The World at War


Paul Painleve

French Mathematician and Statesman

Born: December 5, 1863 at Paris
Died: October 29, 1933 at Paris

Premier of France: September 12 - November 13, 1917
April 17 - November 22, 1925 (2nd & 3rd cabinets)

     A distinguished mathematician; professor at the Sorbonne, the Polytechnique and the University of Lille, Painleve was elected to the Academy of Sciences in 1900. He developed an interest in aeronautics after making his first flight as Wilbur Wright's passenger in 1908. He developed a course in aircraft mechanics the following year.

     Painleve entered politics in 1906 when he was elected to the Chamber of Deputies from Paris. He held a number of key posts during the First World War including Minister of War and Premier. He made the decision to replace General Nivelle with Petain as commander of the Verdun salient and appointed Marshal Foch to represent France on the Supreme Allied Council before resigning in favor of Georges Clemenceau.

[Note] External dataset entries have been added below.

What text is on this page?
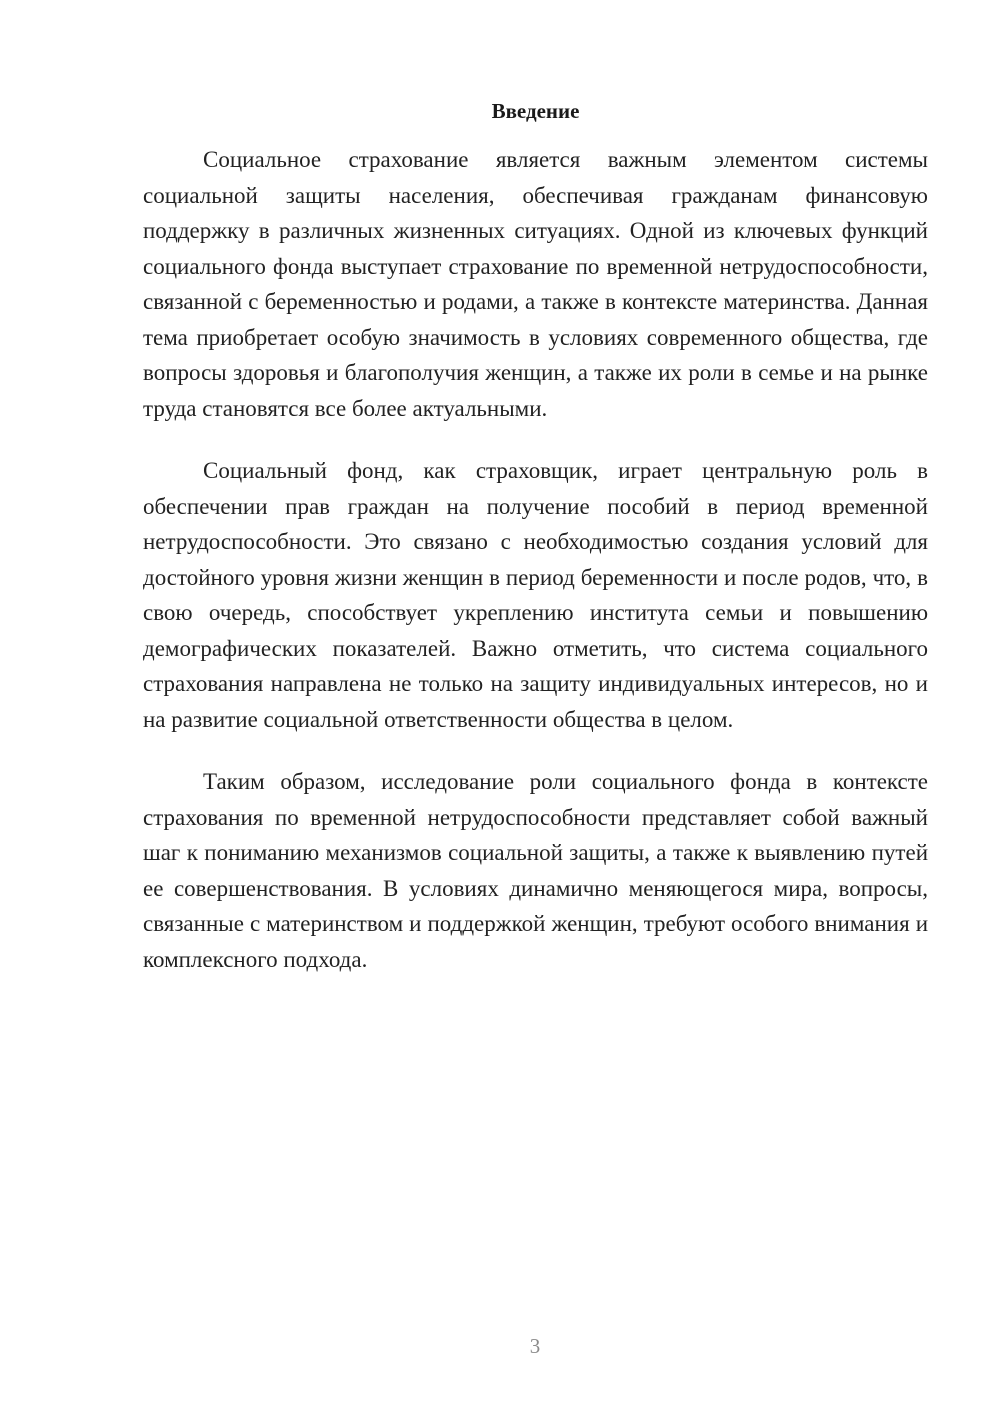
Введение

Социальное страхование является важным элементом системы социальной защиты населения, обеспечивая гражданам финансовую поддержку в различных жизненных ситуациях. Одной из ключевых функций социального фонда выступает страхование по временной нетрудоспособности, связанной с беременностью и родами, а также в контексте материнства. Данная тема приобретает особую значимость в условиях современного общества, где вопросы здоровья и благополучия женщин, а также их роли в семье и на рынке труда становятся все более актуальными.

Социальный фонд, как страховщик, играет центральную роль в обеспечении прав граждан на получение пособий в период временной нетрудоспособности. Это связано с необходимостью создания условий для достойного уровня жизни женщин в период беременности и после родов, что, в свою очередь, способствует укреплению института семьи и повышению демографических показателей. Важно отметить, что система социального страхования направлена не только на защиту индивидуальных интересов, но и на развитие социальной ответственности общества в целом.

Таким образом, исследование роли социального фонда в контексте страхования по временной нетрудоспособности представляет собой важный шаг к пониманию механизмов социальной защиты, а также к выявлению путей ее совершенствования. В условиях динамично меняющегося мира, вопросы, связанные с материнством и поддержкой женщин, требуют особого внимания и комплексного подхода.

3
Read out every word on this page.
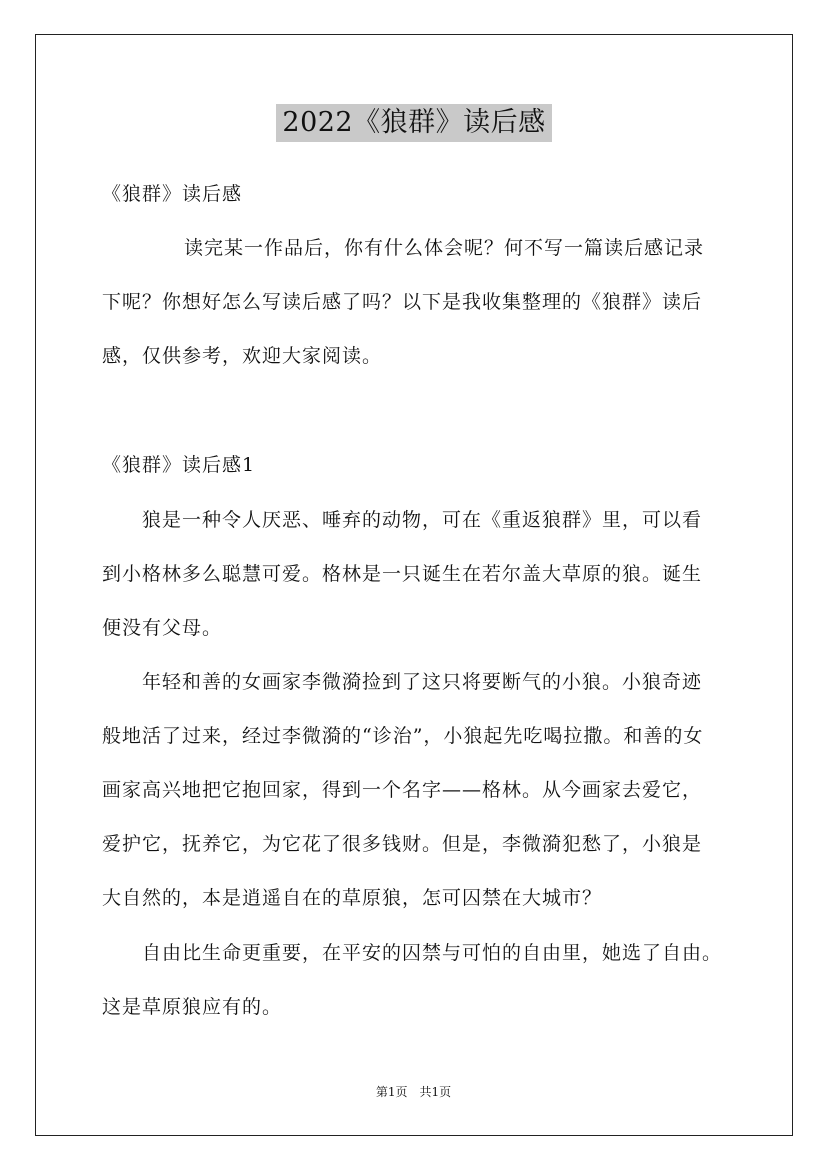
2022《狼群》读后感
《狼群》读后感
读完某一作品后，你有什么体会呢？何不写一篇读后感记录
下呢？你想好怎么写读后感了吗？以下是我收集整理的《狼群》读后
感，仅供参考，欢迎大家阅读。
《狼群》读后感1
狼是一种令人厌恶、唾弃的动物，可在《重返狼群》里，可以看
到小格林多么聪慧可爱。格林是一只诞生在若尔盖大草原的狼。诞生
便没有父母。
年轻和善的女画家李微漪捡到了这只将要断气的小狼。小狼奇迹
般地活了过来，经过李微漪的“诊治”，小狼起先吃喝拉撒。和善的女
画家高兴地把它抱回家，得到一个名字——格林。从今画家去爱它，
爱护它，抚养它，为它花了很多钱财。但是，李微漪犯愁了，小狼是
大自然的，本是逍遥自在的草原狼，怎可囚禁在大城市？
自由比生命更重要，在平安的囚禁与可怕的自由里，她选了自由。
这是草原狼应有的。
第1页　共1页
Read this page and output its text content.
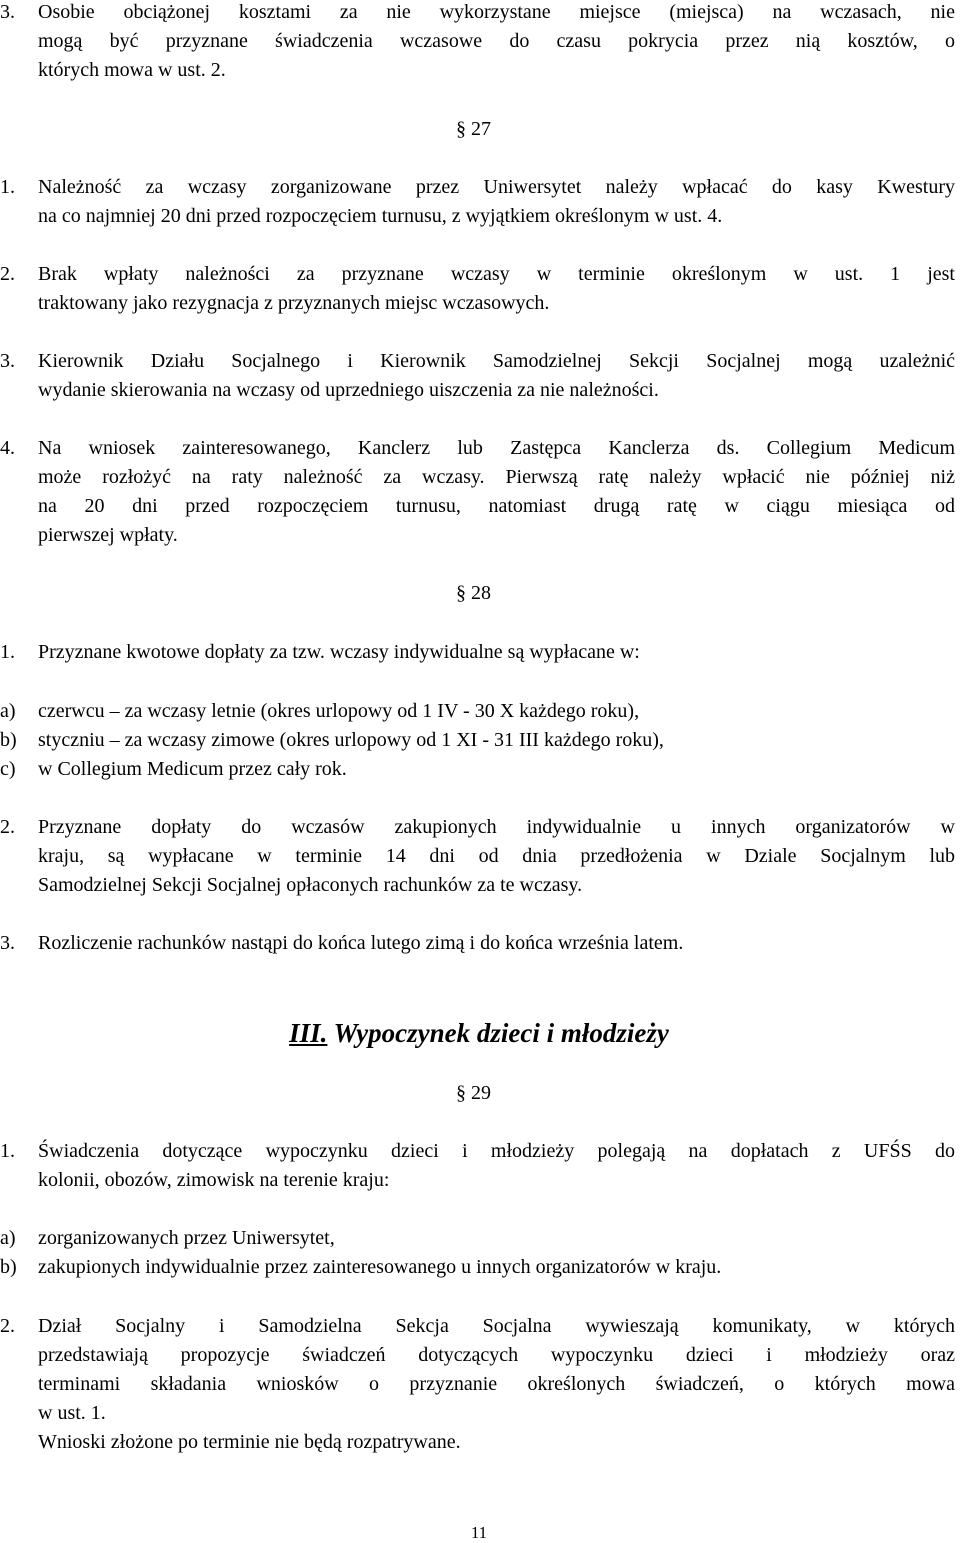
3.	Osobie obciążonej kosztami za nie wykorzystane miejsce (miejsca) na wczasach, nie
mogą być przyznane świadczenia wczasowe do czasu pokrycia przez nią kosztów, o
których mowa w ust. 2.
§ 27
1.	Należność za wczasy zorganizowane przez Uniwersytet należy wpłacać do kasy Kwestury
na co najmniej 20 dni przed rozpoczęciem turnusu, z wyjątkiem określonym w ust. 4.
2.	Brak wpłaty należności za przyznane wczasy w terminie określonym w ust. 1 jest
traktowany jako rezygnacja z przyznanych miejsc wczasowych.
3.	Kierownik Działu Socjalnego i Kierownik Samodzielnej Sekcji Socjalnej mogą uzależnić
wydanie skierowania na wczasy od uprzedniego uiszczenia za nie należności.
4.	Na wniosek zainteresowanego, Kanclerz lub Zastępca Kanclerza ds. Collegium Medicum
może rozłożyć na raty należność za wczasy. Pierwszą ratę należy wpłacić nie później niż
na 20 dni przed rozpoczęciem turnusu, natomiast drugą ratę w ciągu miesiąca od
pierwszej wpłaty.
§ 28
1.	Przyznane kwotowe dopłaty za tzw. wczasy indywidualne są wypłacane w:
a)	czerwcu – za wczasy letnie (okres urlopowy od 1 IV - 30 X każdego roku),
b)	styczniu – za wczasy zimowe (okres urlopowy od 1 XI - 31 III każdego roku),
c)	w Collegium Medicum przez cały rok.
2.	Przyznane dopłaty do wczasów zakupionych indywidualnie u innych organizatorów w
kraju, są wypłacane w terminie 14 dni od dnia przedłożenia w Dziale Socjalnym lub
Samodzielnej Sekcji Socjalnej opłaconych rachunków za te wczasy.
3.	Rozliczenie rachunków nastąpi do końca lutego zimą i do końca września latem.
III. Wypoczynek dzieci i młodzieży
§ 29
1.	Świadczenia dotyczące wypoczynku dzieci i młodzieży polegają na dopłatach z UFŚS do
kolonii, obozów, zimowisk na terenie kraju:
a)	zorganizowanych przez Uniwersytet,
b)	zakupionych indywidualnie przez zainteresowanego u innych organizatorów w kraju.
2.	Dział Socjalny i Samodzielna Sekcja Socjalna wywieszają komunikaty, w których
przedstawiają propozycje świadczeń dotyczących wypoczynku dzieci i młodzieży oraz
terminami składania wniosków o przyznanie określonych świadczeń, o których mowa
w ust. 1.
Wnioski złożone po terminie nie będą rozpatrywane.
11
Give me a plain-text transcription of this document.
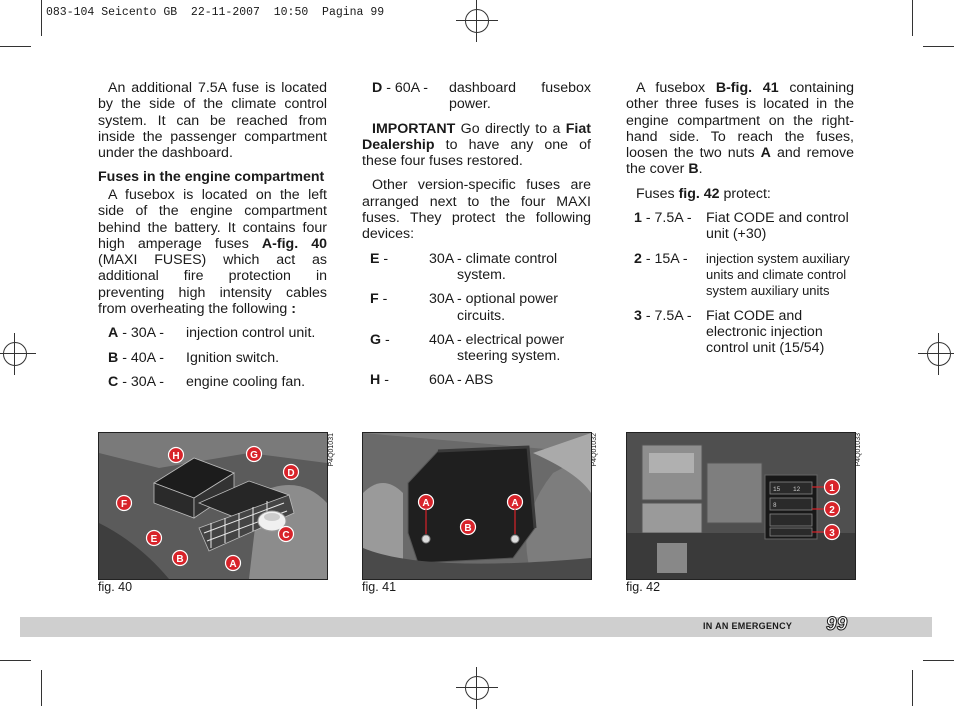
083-104 Seicento GB  22-11-2007  10:50  Pagina 99

An additional 7.5A fuse is located by the side of the climate control system. It can be reached from inside the passenger compartment under the dashboard.

Fuses in the engine compartment

A fusebox is located on the left side of the engine compartment behind the battery. It contains four high amperage fuses A-fig. 40 (MAXI FUSES) which act as additional fire protection in preventing high intensity cables from overheating the following :

A - 30A -	injection control unit.
B - 40A -	Ignition switch.
C - 30A -	engine cooling fan.
D - 60A -	dashboard fusebox power.

IMPORTANT Go directly to a Fiat Dealership to have any one of these four fuses restored.

Other version-specific fuses are arranged next to the four MAXI fuses. They protect the following devices:

E -	30A - climate control system.
F -	30A - optional power circuits.
G -	40A - electrical power steering system.
H -	60A - ABS

A fusebox B-fig. 41 containing other three fuses is located in the engine compartment on the right-hand side. To reach the fuses, loosen the two nuts A and remove the cover B.

Fuses fig. 42 protect:

1 - 7.5A -	Fiat CODE and control unit (+30)
2 - 15A -	injection system auxiliary units and climate control system auxiliary units
3 - 7.5A -	Fiat CODE and electronic injection control unit (15/54)
H	G
D
F
E	C
B	A
P4Q01031
fig. 40
A	A
B
P4Q01032
fig. 41
15 12
8
1
2
3
P4Q01033
fig. 42
IN AN EMERGENCY 99
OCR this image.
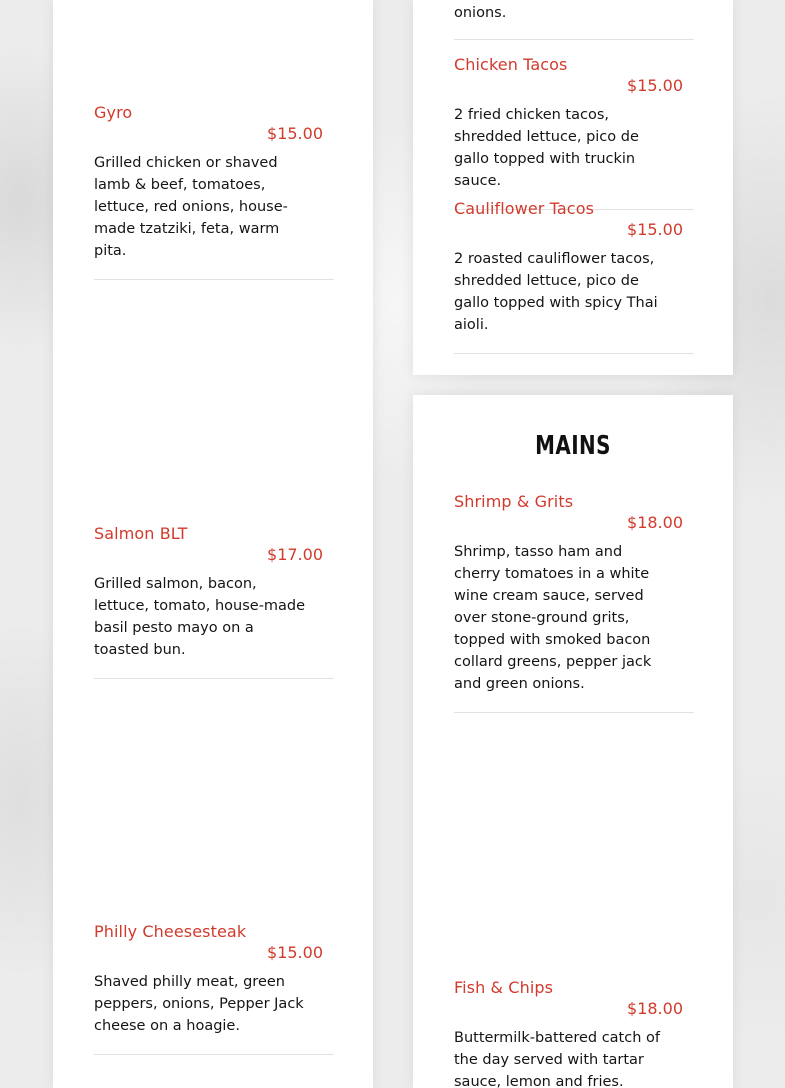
Gyro
$15.00
Grilled chicken or shaved lamb & beef, tomatoes, lettuce, red onions, house-made tzatziki, feta, warm pita.
Salmon BLT
$17.00
Grilled salmon, bacon, lettuce, tomato, house-made basil pesto mayo on a toasted bun.
Philly Cheesesteak
$15.00
Shaved philly meat, green peppers, onions, Pepper Jack cheese on a hoagie.
onions.
Chicken Tacos
$15.00
2 fried chicken tacos, shredded lettuce, pico de gallo topped with truckin sauce.
Cauliflower Tacos
$15.00
2 roasted cauliflower tacos, shredded lettuce, pico de gallo topped with spicy Thai aioli.
MAINS
Shrimp & Grits
$18.00
Shrimp, tasso ham and cherry tomatoes in a white wine cream sauce, served over stone-ground grits, topped with smoked bacon collard greens, pepper jack and green onions.
Fish & Chips
$18.00
Buttermilk-battered catch of the day served with tartar sauce, lemon and fries.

     Painleve led la ligue de la Republique from 1921 to '22 before joining the Cartel des gauches (the Left) . He lost the presidential election to Gaston Doumergue in 1924. The Cartel won control of the Chamber of Deputies that year but Senate conservatives had sufficient strength to deny Painleve a home at the Elysees.

     Painleve was appoint Premier for a second time in 1925 but was, like his predecessor Herriot, unable to secure passage of the Cartel's economic program.

     Minister of War once again from 1925 to '29 under Briand, Herriot and Poincare, he sponsored the legislation that brought about the construction of the Maginot Line. He inaugurated the Air Ministry in 1930 serving as its chief twice before retiring in 1932.